Le sentiment de déjà-vu s’applique également aux combats mais de ce côté, c’est plutôt positif tant les nombreux affrontements procurent du plaisir. Yagami se contrôle comme Kiryu mais il se montre plus véloce : ainsi, on peut attaquer avec des coups faibles et rapides ainsi que des coups forts et lents, changer de style comme dans Yakuza Zero et Yakuza Kiwami afin de se consacrer soit à un seul ennemi, soit à un groupe entier, sauter par dessus les ennemis, esquiver via des pas chassés/roulades, courir et sauter d’un mur pour effectuer diverses attaques, agripper des malfrats pour leurs faire diverses prises, prendre des objets dans la rue… Sans oublier les fameuses attaques spéciales qu’on effectue d’une simple pression de la touche triangle qui changent selon les conditions et qui offrent des actions joliment mises en scène. Quel plaisir de voir Yagumi envoyer en l’air (et non pas s’envoyer en l’air, bande de coquin(e)s) trois yakuzas puis de les faire tournoyer avec ses jambes d’une façon aussi absurde que classe. La panoplie d’actions est pleinement satisfaisante et les sensations sont au rendez-vous, malgré une certaine répétitivité au fil du temps dû à la simplicité du système de combat et des ennemis qui n’ont pas une grosse panoplie d’attaques et de comportements. De plus, les missions principales offrent plusieurs phases de QTE dignes d’un bon blockbuster tant l’action est savoureuse, notamment un certain passage en skateboard qui devrait faire lever plusieurs sourcils. Le sentiment de progression et de montée en puissance répondent présent grâce à un menu où l’on peut acquérir diverses compétences, avec un système plus simple et compréhensible que dans les jeux Yakuza. On obtient différents points de compétence grâce à la progression dans l’histoire, les missions secondaires et les diverses activités qu’on peut pratiquer à Kamurocho. Judgment se veut plutôt facile en général mais certains combats vers la fin sont plus ardus, surtout si vous n’avez pas assez d’items pour récupérer la santé.

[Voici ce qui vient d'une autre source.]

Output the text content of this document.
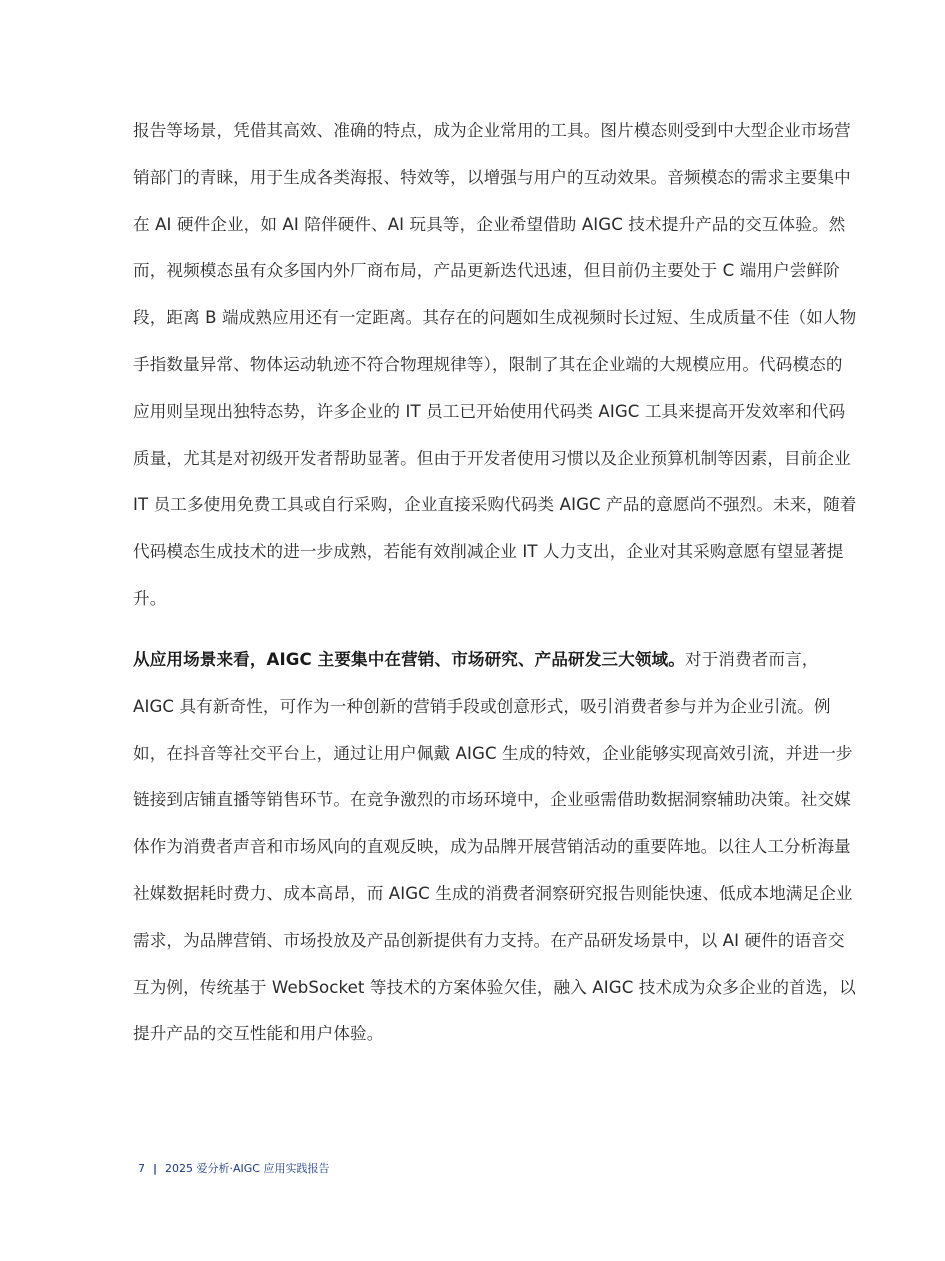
报告等场景，凭借其高效、准确的特点，成为企业常用的工具。图片模态则受到中大型企业市场营
销部门的青睐，用于生成各类海报、特效等，以增强与用户的互动效果。音频模态的需求主要集中
在 AI 硬件企业，如 AI 陪伴硬件、AI 玩具等，企业希望借助 AIGC 技术提升产品的交互体验。然
而，视频模态虽有众多国内外厂商布局，产品更新迭代迅速，但目前仍主要处于 C 端用户尝鲜阶
段，距离 B 端成熟应用还有一定距离。其存在的问题如生成视频时长过短、生成质量不佳（如人物
手指数量异常、物体运动轨迹不符合物理规律等），限制了其在企业端的大规模应用。代码模态的
应用则呈现出独特态势，许多企业的 IT 员工已开始使用代码类 AIGC 工具来提高开发效率和代码
质量，尤其是对初级开发者帮助显著。但由于开发者使用习惯以及企业预算机制等因素，目前企业
IT 员工多使用免费工具或自行采购，企业直接采购代码类 AIGC 产品的意愿尚不强烈。未来，随着
代码模态生成技术的进一步成熟，若能有效削减企业 IT 人力支出，企业对其采购意愿有望显著提
升。
从应用场景来看，AIGC 主要集中在营销、市场研究、产品研发三大领域。对于消费者而言，
AIGC 具有新奇性，可作为一种创新的营销手段或创意形式，吸引消费者参与并为企业引流。例
如，在抖音等社交平台上，通过让用户佩戴 AIGC 生成的特效，企业能够实现高效引流，并进一步
链接到店铺直播等销售环节。在竞争激烈的市场环境中，企业亟需借助数据洞察辅助决策。社交媒
体作为消费者声音和市场风向的直观反映，成为品牌开展营销活动的重要阵地。以往人工分析海量
社媒数据耗时费力、成本高昂，而 AIGC 生成的消费者洞察研究报告则能快速、低成本地满足企业
需求，为品牌营销、市场投放及产品创新提供有力支持。在产品研发场景中，以 AI 硬件的语音交
互为例，传统基于 WebSocket 等技术的方案体验欠佳，融入 AIGC 技术成为众多企业的首选，以
提升产品的交互性能和用户体验。
7 | 2025 爱分析·AIGC 应用实践报告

Le point fort de Judgment qui lui permet de se distancier quelque peu de Yakuza, c’est le fait que Yagami est un détective et il accomplit ainsi diverses activités liées à son domaine qui permettent de varier l’expérience, tant dans les missions principales qu’annexes. Ainsi, on peut analyser diverses scènes de crime afin d’y trouver des indices, prendre des photos pour obtenir des preuves lors d’un procès, suivre discrètement diverses personnes afin de les prendre sur le fait, faire voler un drone afin d’espionner un suspect, des courses-poursuites… On s’y croirait presque ! On accepte diverses missions de détective via différents contacts et des clients qui viennent directement à l’agence de Yagami, qui sert de base principale. D’ailleurs, on peut y accéder dès que possible et on peut la décorer un peu, ajoutant un peu d’immersion à l’aventure. Souvent, les affaires sont mineures mais à à chaque fois, on y prend goût, surtout quand certaines enquêtes sont drôles dans le plus pur esprit Yakuza. Il y a par exemple une cliente qui demande la capture d’un pervers qui est attiré par… les culottes, ce qui donne lieu à des dialogues totalement absurdes. Tout cela ajoute beaucoup de plaisir au jeu, sauf peut-être les phases de filature qui sont totalement dépassées avec une IA à l’ouest, parfois trop longues et des mécaniques de couverture d’un autre temps. Aussi, même si on a certains choix durant les dialogues, ne vous attendez pas à une complexité d’un Life is Strange ou d’un The Witcher 3: Wild Hunt, rater les bonnes réponses n’ayant aucune conséquence sur le long terme. Cependant, l’expérience globale reste largement satisfaisante et le nombre de choses à faire est tout simplement délicieux.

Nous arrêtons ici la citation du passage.